Ministry Monday: Corporate Sin
A cursory look at the Scriptures reveals that sin is not only something committed by individual men and women, but by groups as well — the Tower of Babel in Genesis 11 serving as its early paradigm. Even the secular political world today acknowledges and has strategies to deal with the corporate guilt of businesses, organisations, and institutions.
But I wonder whether in ministry we are so focussed on congregation members’ (and our own) sin as individuals that we might occasionally be blindsided by our sin as a church?
When, in confession, we either privately or orally supply examples of the ‘manifold sins and wickedness’ from which ‘we earnestly repent,’ we very seldom try to think of the areas in which we as a body have offended God by thought, word, and deed. Even when we recognise — and try to remedy — the rampant individualism of Christian life in the modern West that is quite alien to the mind of the biblical authors, our emphasis will be on the corporate identity of our salvation and mission; rarely on the communal dimension of our continuing sin, guilt, folly and weakness.
Though we’ll occasionally teach the federal guilt of humanity ‘in Adam’, in terms of sin and guilt, we are tempted to go straight from ‘the whole human race’ to individuals, as if there is no collective identity (family, church, nation) capable of sin in-between.
It is vital that we acknowledge that churches can sin so that we can lead our churches in repentance and restoration. Isn’t that what Jesus desired as he wrote to the Angels (bishops?!) of the churches in Revelation?
I’m pondering these things now, because in a recent church leaders’ meeting I saw my own participation in church sin.
A brief word of background: I’m at the smaller of the churches in a three-church parish. The mother church supplies money, resources, staff, and volunteers without which we could not, at the moment, continue as we are. The mother church also provides the preaching rota and Sunday School materials, hosts the major events, sets the tone of sung worship and dominates the PCC.

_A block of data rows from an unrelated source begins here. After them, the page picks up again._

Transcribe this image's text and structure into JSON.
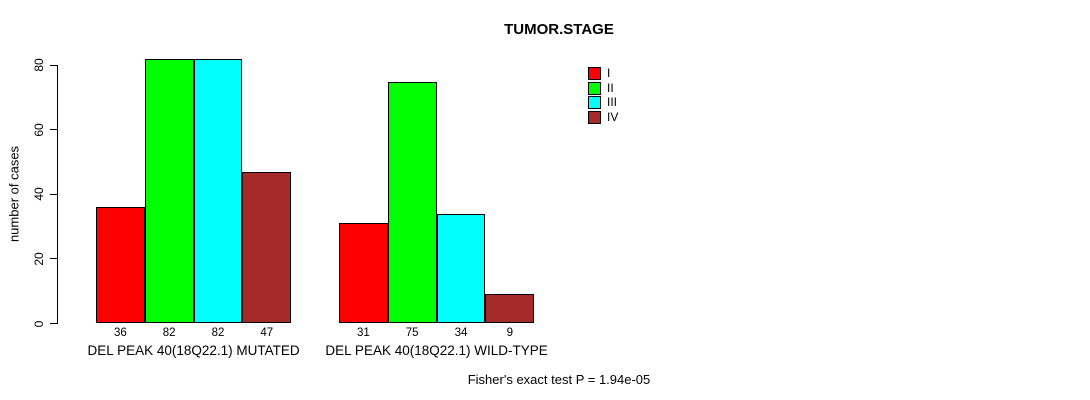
{
  "chart_data": {
    "type": "bar",
    "title": "TUMOR.STAGE",
    "ylabel": "number of cases",
    "ylim": [
      0,
      82
    ],
    "yticks": [
      0,
      20,
      40,
      60,
      80
    ],
    "grid": false,
    "legend_position": "top-right",
    "categories": [
      "DEL PEAK 40(18Q22.1) MUTATED",
      "DEL PEAK 40(18Q22.1) WILD-TYPE"
    ],
    "series": [
      {
        "name": "I",
        "color": "#ff0000",
        "values": [
          36,
          31
        ]
      },
      {
        "name": "II",
        "color": "#00ff00",
        "values": [
          82,
          75
        ]
      },
      {
        "name": "III",
        "color": "#00ffff",
        "values": [
          82,
          34
        ]
      },
      {
        "name": "IV",
        "color": "#a52a2a",
        "values": [
          47,
          9
        ]
      }
    ],
    "bar_value_labels_shown": true,
    "annotation": "Fisher's exact test P = 1.94e-05"
  }
}
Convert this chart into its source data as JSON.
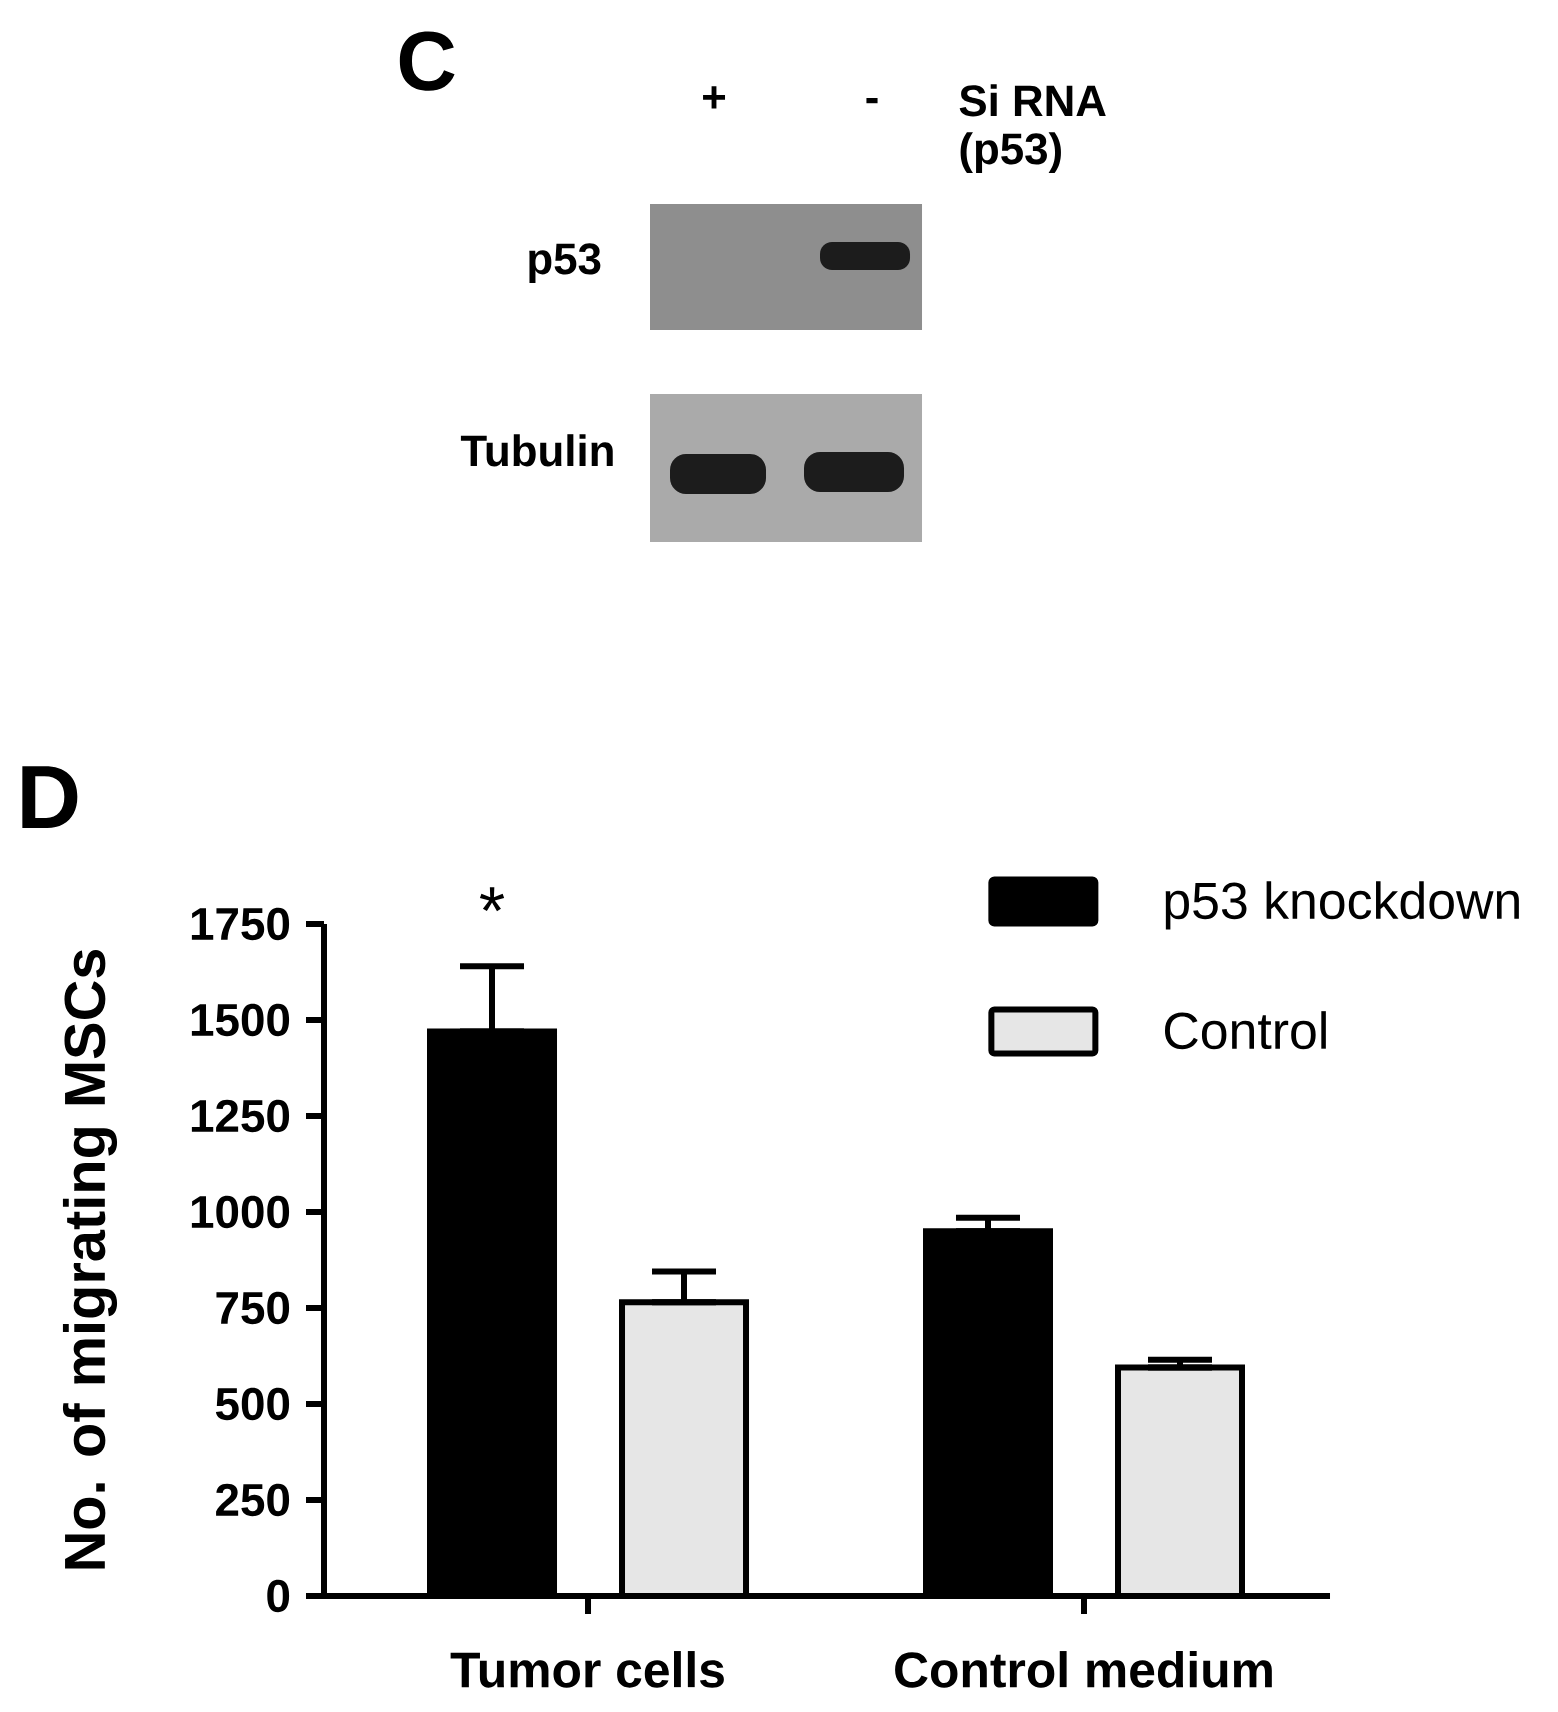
{
  "chart_data": [
    {
      "type": "other",
      "title": "C",
      "annotations": [
        "+",
        "-",
        "Si RNA",
        "(p53)",
        "p53",
        "Tubulin"
      ]
    },
    {
      "type": "bar",
      "title": "D",
      "ylabel": "No. of migrating MSCs",
      "categories": [
        "Tumor cells",
        "Control medium"
      ],
      "series": [
        {
          "name": "p53 knockdown",
          "color": "#000000",
          "values": [
            1470,
            950
          ],
          "errors": [
            [
              1470,
              1640
            ],
            [
              950,
              985
            ]
          ]
        },
        {
          "name": "Control",
          "color": "#e6e6e6",
          "values": [
            765,
            595
          ],
          "errors": [
            [
              765,
              845
            ],
            [
              595,
              615
            ]
          ]
        }
      ],
      "ylim": [
        0,
        1750
      ],
      "yticks": [
        0,
        250,
        500,
        750,
        1000,
        1250,
        1500,
        1750
      ],
      "legend": "top right",
      "annotations": [
        "*"
      ]
    }
  ]
}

In this meeting, we were discussing what kind of relationship mother and daughter should have moving forward — a big picture question of identity and strategy: are we one church in three locations (so we should work out how to integrate more), or three churches sharing a common vision (so we should work out how to devolve more)? It is a good and important question which others in team situations will have wrestled with. It is a question that we rightly continue to try to work out the answer to.
But at one point in the discussion that morning it suddenly became clear to me what we — the smaller church, acting through her leaders — were in effect preparing to say to the bigger church: “We want your gifts — but we don’t want you.” This, of course, is pretty much the Sunday School definition of the sinful posture of mankind to his maker. We wanted the bigger church’s money, resources and people — but we didn’t want to be accountable to them or led by them.
Recognizing (and repenting of) this corporate sinful attitude that morning helped us to move towards more spiritually mature expectations and designs. But it has also left me determined better to look out for sinful groupthink in our churches, and in our groupings. Let’s pray that God would make these clear to us, and that he would grant us repentance.